While ApePgb variants showed only trace activity the vinyl Weinreb amide substrate N- methoxy-N-methylacrylamide, variants of TarPgb and TdaPgb had high activity and diastereoselectivity against this substrate (Table 2-6). Weinreb amides are useful substrates as the corresponding products can be easily derivatized to generate myriad ketone-substituted cyclopropane products. These TarPgb and TdaPgb variants are therefore excellent starting points for directed evolution for biocatalytic synthesis and derivatizations to synthesize diverse trifluoromethyl-cyclopropylketones. Expansion of this reaction scope to include 2- substituted N-methoxy-N-methylacrylamides would enable the synthesis of trifluoromethyl- substituted cyclopropylketones with stereogenic quaternary carbons (Figure 2-15).

Following his Master’s thesis work, Lucas joined the Arnold laboratory as a graduate student and has continued this work.

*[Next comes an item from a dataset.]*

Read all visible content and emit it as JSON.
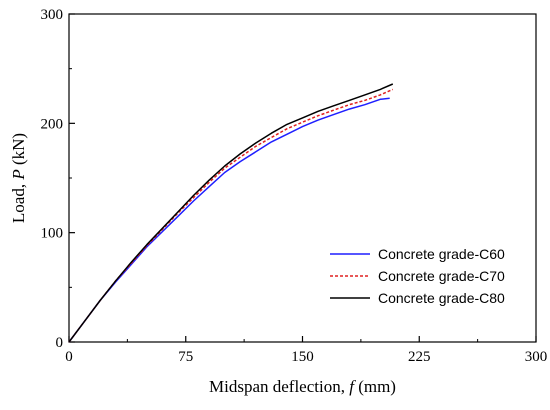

Table 2-6. Activity and diastereoselectivity of TarPgb and TdaPgb wild type and variants in the synthesis of N-methoxy-N-methyl-2-(trifluoromethyl)cyclopropane-1-carboxamide. Activities were determined via NMR, using fluorobenzene as an internal standard. NMR data were collected by Lucas Schaus.

Protoglobin Yield TTN dr

TarPgb WT 21.5 % 600 36.3 %

TarPgb GW 21.8 % 2000 96.0 %

TdaPgb WT 17.6 % 1200 38.4 %

TdaPgb LQ 20.5 % 1800 93.9 %

Figure 2-15. Synthesis of Weinreb amide-substituted cyclopropanes. Carbene transfer to substituted N-methoxy-N-methylacrylamide forms a cyclopropane with a stereogenic quaternary carbon center. This compound can be further derivatized with Weinreb ketone synthesis to generate myriad carbonyl-substituted cyclopropanes.